Like everyone who works at the library, I like to read. I’ve even been accused of reading cereal boxes if there’s nothing around (very true). I do read widely across the spectrum, but if I were forced to choose one genre above all to read it would be science fiction. Saying that conjures visions of ray guns, space ships and galactic empires. Eyes will often roll, but the same can be said of clichéd mysteries, some badly written novels and an endless parade of pulpy romance books. Everyone’s neural popcorn is different and even I skip from the erudite to the just plain fun. So why do I like it so much?

If we look at a well written novel, it is generally set in the time period it was written unless it is classified as historical. So Dickens is the 19th Century, Henry James the early 20th and John Irving, our current time frame. We can all relate to ourselves and our society very easily as we read. Topics are generally a mirror of society; customs and norms and relationships, both tragic and euphoric. While this is a bit of pigeonholing, it is the basic gist of fiction.

But what about writing the possible future? That’s the role of science fiction. A well-written book also deals with the human side and often shows that no matter where in the future it is set, human relationships are still important. Like any good work of fiction, if you can’t relate to the characters, why read it?

What makes science fiction different from mainstream fiction are the technological predictions of what the future will hold for humanity. Science fiction has been around for far longer than people would imagine with a lot of argument on which writings were the earliest. However, if we start with active speculation of what the future holds with a basis in science and technology, the 19th century would be the starting point with Mary Shelley, Jules Verne on into H.G.Wells. Each of these authors wrote in the first century of the Industrial Revolution and their writing reflects society’s unease with the effects of Industry.

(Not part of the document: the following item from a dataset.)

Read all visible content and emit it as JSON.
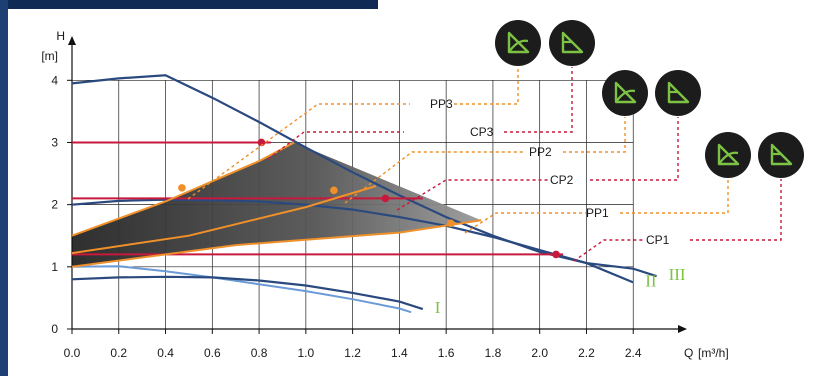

In 1926 Amazing Stories was launched by Hugo Gernsback’s Experimenter Publishing. It was the first magazine devoted solely to science fiction. With that, science fiction became available to the mass market. Over the decades, more magazines followed; Galaxy, Weird Stories, Planet Stories and more. Looking at these stories shows the fears of society through the years – alien invasions, Armageddon, nuclear war, mutants – as well as their hopes and curiosity – rockets to the planets, galactic empires, better life through technology. Wikipedia’s timeline of science fiction is an excellent view of how science fiction reflects society. It lists publications of works alongside major technological events in history, and it’s pretty eye-opening.

Science fiction also has been adapted to films that shouldn’t be overlooked. From the films of the 1950s through 2001: A Space Odyssey to the Star Wars saga. Not to mention all of the TV series such as Star Trek that many of us grew up watching regularly.

So cozy up to your favorite library, find some good Sci-Fi reads and great films and blast your way into the future. Happy Voyaging!


“Course heading, Captain?”

“Second star to the right and straight on ’til morning.”